Peki, böyle bir adam sendikal mücadeleyi seçerse ne olur?
Kestirmeden bir cevapla, “Tavizsiz gerçek bir sendikacı” olur.
Ait olduğu çevrenin, koşulların ve sorunların getirdiği tehditleri en erken fark eden, fark etmekle kalmayıp analiz eden, cevap ve meydan okumak isteyenlerin karşına ilk çıkan o olurdu.
Eğitim-Bir-Sen’in kuruluşundan kısa bir süre sonra Eğitim-Bir-Sen İstanbul 1 No’lu Şube’de görev almış, sendikal hiyerarşi çerçevesinde şube yönetim kurulu üyeliği, şube başkanlığı, genel merkez teşkilatlanma sekreterliği görevlerini sırasıyla, bihakkın yerine getirmişti. Bunlardan daha önemlisi, sendikal birikim(fikir) olmadan sendikal bilincin oluşmayacağını en önce fark edenlerdendi. Sendikacılığımızın ilk kitabı “Sendikal Örgütlenme ve Eğitim-Bir-Sen”i o yazdı.
İl il, ilçe ilçe dolaşarak entelektüel birikimi, cesareti ve samimi üslubuyla Eğitim-Bir-Sen teşkilatlarının sendikal kimlik kazanmasını, teşkilat kültürünün yerleşmesi, teşkilat mensuplarının sivil bir duruşu benimseyerek, idari otorite karşısında, temsil ettikleri kitlenin talep ve beklentilerini dile getirmeleri ve haklarını korkusuzca savunmaları konusunda Eğitim-Bir-Sen’in öğretmeni, Eğitim-Bir-Sen’in gerçek liderlerinden biri olmayı başarmıştı.
Erol Battal ikili konuşmalarında bütün ahmakların başına gelen en büyük belanın, fikirlerle ilgilenmemeleri; dünyada yegâne üstünlükler olarak makam, mevki, şan, şöhret, nüfuz ve iktidarı görmeleri ve bunlarla seçkin olmayı düşünmeleri olduğunu söylerdi.
Dostluğu, arkadaşlığı ve sendikacılığı ile geride önemli izler bırakan Erol Battal, bir sendikacının aynı zamanda nasıl fikir ve aksiyon adamı olabileceğine ilişkin çok şey yaşadı, yaşattı ve yazdı:
Ama artık Erol Ağabey aramızda yok. “Ben önden gidiyorum.
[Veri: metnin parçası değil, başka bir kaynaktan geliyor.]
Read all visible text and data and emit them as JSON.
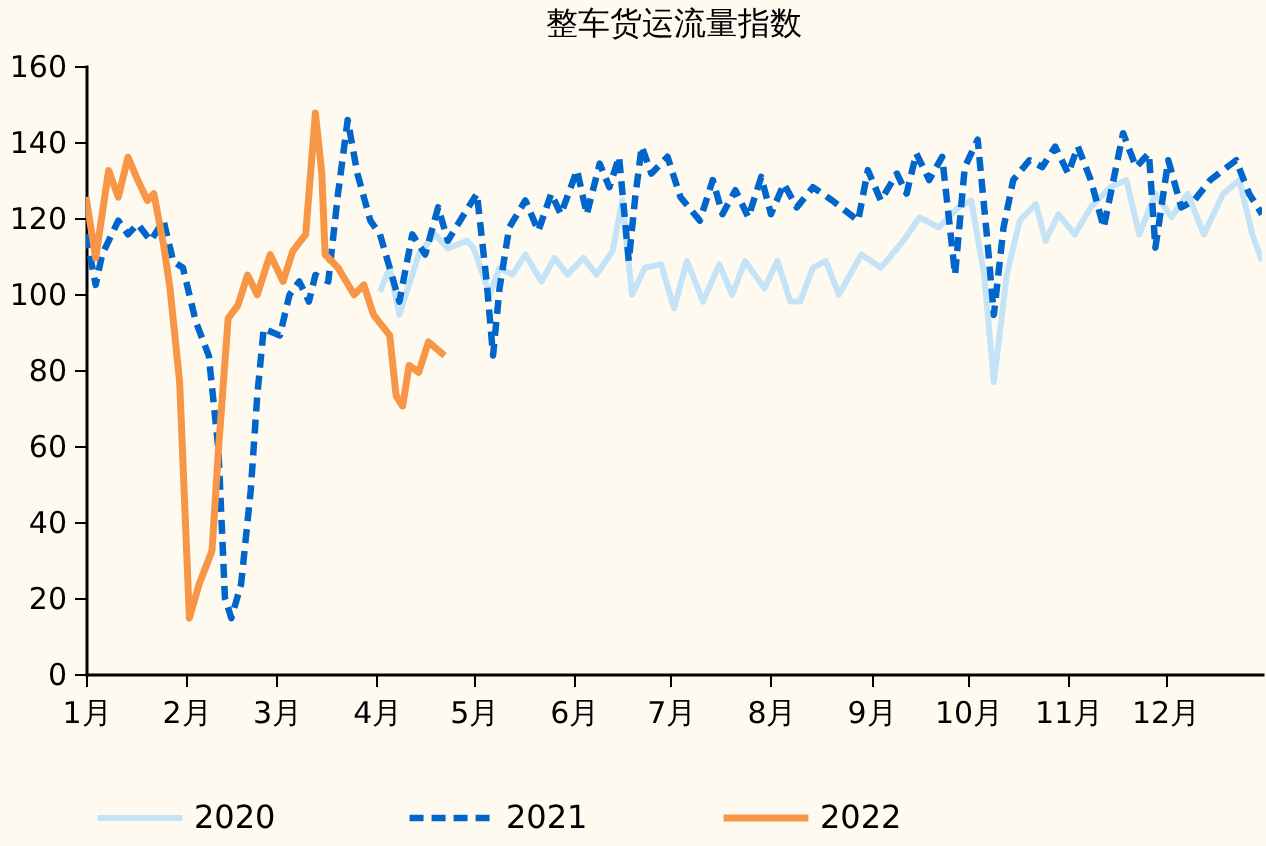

Siz de işlerinizi bitirip (!) gelin. Sizi bekliyorum.” dedi ebedi âleme göç etti.
Onun ardından dünya akıl almaz değişim ve dönüşümler yaşadı.
Bugün aramızda olsaydı, yazdıklarından ilhamla sendikacılığımıza, ülkemize, dünya dair ne söylerdi?